Data storage player Seagate Technology (STX) is facing difficulty this year. The company is facing tough competition from rival Western Digital (WDC). The revenue and profit of Seagate declined in the previous quarter on a year-over-year basis, so the company’s shares have taken a beating in 2014.
Seagate’s prospects are not attractive at this time as it is experiencing weaker sales of higher margin disk drives to enterprise customers, and is incurring higher operating expenses. Further, the slowness in sales for the PC market is another concern for the company’s hard-drive business. Let’s analyze whether the company's stock is worth investing as of now or not.
Seagate is planning to explore other areas to make up for a weak PC market. Hence, the company is focusing on products for mobile devices and servers. Further, Seagate is focusing on strategic acquisitions. So, it materialized the strategy by acquiring Xyratex, which is a leading provider of storage data technology. The acquisition enhanced Seagate’s vertically integrated supply and manufacturing chain for disk drives. Further, the acquisition enables Seagate to expand its portfolio through Xyratex’s industry leading enterprise data storage systems and high performance computing businesses.
Seagate is also restructuring its product portfolio to align its offerings with the emerging trends in mobility, cloud and open source computing. The company has introduced its Kinetic platform and is developing its portfolio of high capacity drives with a six-disk, six-terabyte drive. Going forward, these moves are expected to strengthen its position as Seagate expects its addressable market to grow.
Seagate’s moves are looking to be already becoming effective. The increasing traction for five-millimeter drives in mobile being sold by multiple tablet manufacturers is enabling Seagate to see good response in the mobile segment. Further, Seagate is also focusing on product innovation. Seagate’s latest shingled magnetic recording, or SMR, technology is expected to break density barriers in hard drives and add 25% more capacity to traditional drives. This could enable Seagate to win over more customers in the server and enterprise market due to the low cost of storage and the introduction of higher-capacity hard drives.

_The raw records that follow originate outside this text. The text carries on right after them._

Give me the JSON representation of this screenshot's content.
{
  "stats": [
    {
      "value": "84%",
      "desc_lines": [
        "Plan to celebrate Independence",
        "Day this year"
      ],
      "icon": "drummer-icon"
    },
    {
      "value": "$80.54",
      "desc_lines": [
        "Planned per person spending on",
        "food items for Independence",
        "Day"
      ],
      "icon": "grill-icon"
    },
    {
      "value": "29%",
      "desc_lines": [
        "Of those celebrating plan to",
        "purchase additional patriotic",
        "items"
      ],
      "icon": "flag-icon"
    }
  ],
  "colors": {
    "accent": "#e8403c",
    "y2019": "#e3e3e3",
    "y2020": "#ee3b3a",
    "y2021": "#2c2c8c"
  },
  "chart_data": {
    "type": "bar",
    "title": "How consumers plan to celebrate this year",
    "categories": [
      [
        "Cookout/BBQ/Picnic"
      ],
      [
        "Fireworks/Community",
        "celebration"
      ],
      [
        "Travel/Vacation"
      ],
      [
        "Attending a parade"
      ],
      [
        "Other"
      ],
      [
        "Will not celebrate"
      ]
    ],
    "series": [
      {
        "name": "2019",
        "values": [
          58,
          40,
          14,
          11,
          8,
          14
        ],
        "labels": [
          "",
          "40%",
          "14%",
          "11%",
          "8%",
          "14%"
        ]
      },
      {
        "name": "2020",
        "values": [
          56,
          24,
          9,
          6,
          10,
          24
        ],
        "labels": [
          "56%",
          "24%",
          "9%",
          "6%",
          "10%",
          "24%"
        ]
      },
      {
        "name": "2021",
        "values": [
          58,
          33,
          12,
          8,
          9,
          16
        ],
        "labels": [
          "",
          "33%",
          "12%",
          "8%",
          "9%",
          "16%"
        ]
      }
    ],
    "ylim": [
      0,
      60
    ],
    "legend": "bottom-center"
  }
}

Going forward, Seagate is eyeing deepening customer engagement by providing them with more services. Moreover, the increasing demand for large capacity drives is enabling Seagate to add more value to its product portfolio and win more customers in enterprise information technology functions.
Western Digital in the Lead
Seagate’s rival Western Digital is already way ahead of it in the enterprise storage department. Western Digital has expanded its enterprise segment through acquisitions worth close to $1 billion for Virident and sTec. The company shed money on these acquisitions last year and they have started yielding robustly.
Western Digital’s revenue increased almost 4% in the last quarter and its earnings went up 29%. More crucially, the management reported that the enterprise revenue of Western Digital outpaced the industry’s average in the last quarter. Several successful acquisitions by Western Digital have given it a stronger base than Seagate to tap this market. For example, the acquisition of sTec brought in 100 SSD-related patents into Western Digital’s portfolio. Whereas, Seagate’s suffering lower sales to enterprise customer has worsened its condition.
Seagate is struggling against its rival HDD maker Western Digital which has been gaining share. Earlier both companies used to command an identical share of the market, but Western Digital has gone ahead with a 45% share as compared to Seagate’s 40%. Moreover, Western Digital is in a much healthier cash position as compared to Seagate, which should allow it greater freedom to make more acquisitions and ramp up product development.
So, Seagate could continue to lose hare in the storage market, and hence, the investors should stay away from it.